From September 8 to 12, Ars Electronica 2021, the festival for art, technology and society, took place not only in Linz (Austria) and 86 other Ars Electronica Gardens around the globe, but also online.
The HSE Pavilion’s projects dwell on the ambiguous nature of social networks’ transparency; digital perception of the woman’s body; understanding a person with attention deficit disorder and dealing with frustration about one’s behaviour in the face of approaching deadlines As a conclusion, we will meet at a round-table discussion that unites specialists in media history, semiotics of contemporary art, game studies, digital art and design to rethink perspectives of the online «condition humaine».
Participants:
Margarita Kuleva — PhD in sociology, expert in art sociology, associate professor at the department of sociology at HSE University, head of the design and contemporary art department at HSE University (Saint-Petersburg)
Stanislav Shuripa — artist, curator, critic and theorist of contemporary art, rector of the Institute of Contemporary Art Moscow
Maksim Miroshnichenko — researcher of cybernetics and post-cognitivism, author of the telegram channel «Affordable affordance», employee of the Center for the History of Knowledge, Poletayev Institute for Theoretical and Historical Studies in the Humanities (HSE University), a fellow of the Alexander Pyatigorsky Foundation (2018-2019)
Nikolai Dybovsky — game designer, head of the Ice-Pick Lodge studio, curator at the Game Design and Virtual Reality department at HSE Art and Design School (HSE University)
Denis Epifantsev — writer, head of the information design group at Deloitte CIS, author of the Design Philosophy course at course at HSE Art and Design School (HSE University)
Moderator: Alexandra Persheeva — PhD in art history, associate professor at HSE Art and Design School (HSE University)
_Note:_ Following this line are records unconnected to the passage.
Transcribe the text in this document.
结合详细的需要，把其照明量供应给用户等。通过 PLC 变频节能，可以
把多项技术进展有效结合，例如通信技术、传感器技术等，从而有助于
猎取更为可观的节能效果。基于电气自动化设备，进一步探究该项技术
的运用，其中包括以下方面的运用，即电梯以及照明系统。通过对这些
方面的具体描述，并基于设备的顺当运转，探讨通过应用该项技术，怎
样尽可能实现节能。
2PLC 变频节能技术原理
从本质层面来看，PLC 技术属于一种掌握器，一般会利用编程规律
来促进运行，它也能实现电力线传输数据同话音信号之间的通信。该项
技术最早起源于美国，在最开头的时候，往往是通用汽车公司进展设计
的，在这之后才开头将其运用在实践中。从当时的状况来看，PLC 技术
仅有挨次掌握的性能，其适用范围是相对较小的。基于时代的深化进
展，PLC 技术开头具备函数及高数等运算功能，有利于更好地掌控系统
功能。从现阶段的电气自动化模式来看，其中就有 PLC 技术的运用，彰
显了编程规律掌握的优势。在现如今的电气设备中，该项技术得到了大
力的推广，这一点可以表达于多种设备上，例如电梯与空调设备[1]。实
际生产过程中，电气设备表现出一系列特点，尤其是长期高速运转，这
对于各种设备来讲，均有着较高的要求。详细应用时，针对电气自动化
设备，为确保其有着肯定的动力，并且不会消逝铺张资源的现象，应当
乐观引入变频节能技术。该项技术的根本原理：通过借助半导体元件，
GIF by Katya Pravda (HSE Art Gallery)
The future is no longer painted as a hi-tech urban jungle inhabited by cyborgs and robots brandishing their laser blasters. The future is in the social networks and digital platforms, mediating all aspects of life. Though this scheme seems familiar and routine, it leaves us with many disturbing questions. What is going to happen to society when the social center of gravity transfers completely to the online mode? What is going to happen to the body? How do we distinguish being from communicating and labor from leisure in cyberspace? These new media explore boundaries between corporeality and digital imagery, and the game space becomes transformational: in it, the present is re-evaluated and the detailed models of the future are designed.